There is another fly, the case is being appealed to SCOTUS. A plain language reading of federal law and legislative history reflects that Congress intended only one forum for these cases to be heard.

I expect this comment to be censored like all of my others.

alyric

The only fly in your particular ointment is that there are higher standards of evidence for civil court. Remember the recent Blackwell case where the judge ruled that under the Frye standard none of the expert testimony was admissable, so he dismissed the jury and ruled in favour of the pharmaceutical company.

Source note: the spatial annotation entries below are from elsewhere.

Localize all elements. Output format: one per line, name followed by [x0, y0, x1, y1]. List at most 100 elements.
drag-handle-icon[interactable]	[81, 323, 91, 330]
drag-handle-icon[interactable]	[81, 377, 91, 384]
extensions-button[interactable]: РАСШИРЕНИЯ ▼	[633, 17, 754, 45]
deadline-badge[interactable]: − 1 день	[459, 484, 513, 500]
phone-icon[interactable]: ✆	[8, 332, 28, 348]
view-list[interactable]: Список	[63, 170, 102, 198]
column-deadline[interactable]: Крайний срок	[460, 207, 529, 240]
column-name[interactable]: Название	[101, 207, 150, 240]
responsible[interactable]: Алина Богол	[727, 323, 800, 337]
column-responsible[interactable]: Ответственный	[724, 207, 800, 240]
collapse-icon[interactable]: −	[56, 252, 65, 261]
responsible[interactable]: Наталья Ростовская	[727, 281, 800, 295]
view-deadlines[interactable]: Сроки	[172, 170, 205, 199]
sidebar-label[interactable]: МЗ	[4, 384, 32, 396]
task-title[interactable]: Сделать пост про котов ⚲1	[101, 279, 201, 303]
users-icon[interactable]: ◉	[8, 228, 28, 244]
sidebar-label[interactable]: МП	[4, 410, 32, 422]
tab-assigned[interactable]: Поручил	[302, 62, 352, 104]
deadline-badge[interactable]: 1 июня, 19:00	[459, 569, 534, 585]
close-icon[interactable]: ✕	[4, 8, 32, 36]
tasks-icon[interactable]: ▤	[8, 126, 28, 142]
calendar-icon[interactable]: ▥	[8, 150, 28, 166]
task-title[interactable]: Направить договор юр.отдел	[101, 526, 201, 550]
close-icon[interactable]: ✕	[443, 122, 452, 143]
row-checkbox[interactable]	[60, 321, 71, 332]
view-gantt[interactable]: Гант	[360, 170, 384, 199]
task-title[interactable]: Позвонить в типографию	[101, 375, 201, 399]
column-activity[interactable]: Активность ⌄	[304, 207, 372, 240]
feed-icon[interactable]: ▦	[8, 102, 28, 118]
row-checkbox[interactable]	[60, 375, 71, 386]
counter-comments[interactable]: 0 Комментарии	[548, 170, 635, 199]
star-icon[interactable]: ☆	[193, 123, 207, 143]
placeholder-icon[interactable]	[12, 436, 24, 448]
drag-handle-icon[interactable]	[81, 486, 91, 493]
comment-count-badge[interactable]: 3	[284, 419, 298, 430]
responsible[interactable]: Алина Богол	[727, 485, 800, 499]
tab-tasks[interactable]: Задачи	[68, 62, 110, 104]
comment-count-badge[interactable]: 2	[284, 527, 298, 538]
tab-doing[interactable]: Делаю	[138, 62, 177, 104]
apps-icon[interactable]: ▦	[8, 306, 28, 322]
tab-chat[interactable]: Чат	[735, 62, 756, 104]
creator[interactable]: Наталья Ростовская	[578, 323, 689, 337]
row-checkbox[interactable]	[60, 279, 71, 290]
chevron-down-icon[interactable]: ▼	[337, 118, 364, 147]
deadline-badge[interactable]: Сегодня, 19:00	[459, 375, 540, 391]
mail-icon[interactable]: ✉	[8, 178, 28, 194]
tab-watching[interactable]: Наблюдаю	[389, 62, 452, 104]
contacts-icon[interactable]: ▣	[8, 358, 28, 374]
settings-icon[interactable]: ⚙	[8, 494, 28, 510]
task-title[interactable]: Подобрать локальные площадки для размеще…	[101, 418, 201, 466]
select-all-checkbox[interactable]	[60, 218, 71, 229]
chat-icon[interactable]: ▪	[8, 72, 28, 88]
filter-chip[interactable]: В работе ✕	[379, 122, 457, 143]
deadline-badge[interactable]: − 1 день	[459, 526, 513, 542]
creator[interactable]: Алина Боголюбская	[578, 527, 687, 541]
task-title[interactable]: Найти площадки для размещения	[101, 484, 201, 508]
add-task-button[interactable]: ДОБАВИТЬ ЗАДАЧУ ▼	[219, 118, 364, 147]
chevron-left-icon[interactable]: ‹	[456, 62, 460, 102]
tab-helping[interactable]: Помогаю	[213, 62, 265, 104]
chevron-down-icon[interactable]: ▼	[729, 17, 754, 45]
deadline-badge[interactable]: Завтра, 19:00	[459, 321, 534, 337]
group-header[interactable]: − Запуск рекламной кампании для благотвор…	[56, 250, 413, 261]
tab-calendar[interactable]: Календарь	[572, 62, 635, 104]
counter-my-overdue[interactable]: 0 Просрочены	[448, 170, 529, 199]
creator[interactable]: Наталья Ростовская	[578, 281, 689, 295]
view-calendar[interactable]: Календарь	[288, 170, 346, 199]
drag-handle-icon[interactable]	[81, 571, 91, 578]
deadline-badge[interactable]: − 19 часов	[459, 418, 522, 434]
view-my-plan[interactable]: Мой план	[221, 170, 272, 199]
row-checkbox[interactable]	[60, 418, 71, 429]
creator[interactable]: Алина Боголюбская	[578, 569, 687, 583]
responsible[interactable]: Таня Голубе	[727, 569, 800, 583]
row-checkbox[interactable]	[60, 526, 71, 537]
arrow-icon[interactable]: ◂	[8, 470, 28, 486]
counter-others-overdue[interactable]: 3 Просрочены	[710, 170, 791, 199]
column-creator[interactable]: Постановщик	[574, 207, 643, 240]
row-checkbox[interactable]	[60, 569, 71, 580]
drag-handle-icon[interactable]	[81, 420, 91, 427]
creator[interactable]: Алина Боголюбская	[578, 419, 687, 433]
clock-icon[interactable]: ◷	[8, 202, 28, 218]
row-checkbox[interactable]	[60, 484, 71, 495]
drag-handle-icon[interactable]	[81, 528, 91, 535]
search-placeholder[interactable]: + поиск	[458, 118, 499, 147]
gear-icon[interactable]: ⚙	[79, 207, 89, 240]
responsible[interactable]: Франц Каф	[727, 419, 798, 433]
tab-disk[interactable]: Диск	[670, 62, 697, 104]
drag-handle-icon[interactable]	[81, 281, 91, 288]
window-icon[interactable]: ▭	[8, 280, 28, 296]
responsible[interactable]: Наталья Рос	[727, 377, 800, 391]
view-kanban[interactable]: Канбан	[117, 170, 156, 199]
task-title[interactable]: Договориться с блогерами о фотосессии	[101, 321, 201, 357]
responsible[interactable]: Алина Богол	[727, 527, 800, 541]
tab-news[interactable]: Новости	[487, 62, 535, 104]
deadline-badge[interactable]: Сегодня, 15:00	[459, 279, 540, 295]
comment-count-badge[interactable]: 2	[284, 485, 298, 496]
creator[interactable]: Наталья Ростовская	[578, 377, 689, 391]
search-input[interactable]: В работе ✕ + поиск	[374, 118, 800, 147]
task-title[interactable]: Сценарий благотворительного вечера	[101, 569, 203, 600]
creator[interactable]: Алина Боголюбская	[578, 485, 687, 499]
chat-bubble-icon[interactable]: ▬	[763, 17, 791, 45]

That's not a good precendent for them in Georgia and they'll have to contend with the Daubert, which is if anything a tougher standard.

kim

i live in GA and I have proof my asd son's 4 hepb shots had 25mcg of thimerosal in each, and a porphyrin test showing him remarkably mercury toxic. wonder who i should call?

Gatogorra

I hope the plaintiffs don't settle and that the data isn't sealed.

I also hope the attorneys for Farrari read Jane Hightower's book, "Diagnosis Mercury". The book details much of the fraud that went into developing current concepts of mercury's effects on human health.

There's much in the book which could address the usual mercury apologias presented by the usual mercury defenders. The current standard of acceptable limits for methylmercury, for instance, was formed by WHO studies of the Iraqi grain poisoning incident in the 70's-- data which was fed to them and expurgated by Saddam Hussein's personal physician and others controlled by the Ba'ath regime, who had a vested interest in underestimating the damage from what may have been deliberate poisoning of the Kurds and Shi'ites. Furthermore, the lead American researcher, Thomas Clarkson (U of Rochester, home of Pichichero), worked for Dow, which had been busy covering up a Minimata-like mercury poisoning epidemic of the Ojibway in Canada at the time. Dow and Clarkson had their own vested interest in interpreting the already expurgated data in a way which would be favorable to industry.

When Minimata and the Iraq incident are often brought up to rebut the idea that mercury can cause autism, it could be healthy to point out that this epidemiological data had never been gathered from either disaster.

I'll be crossing fingers for this case.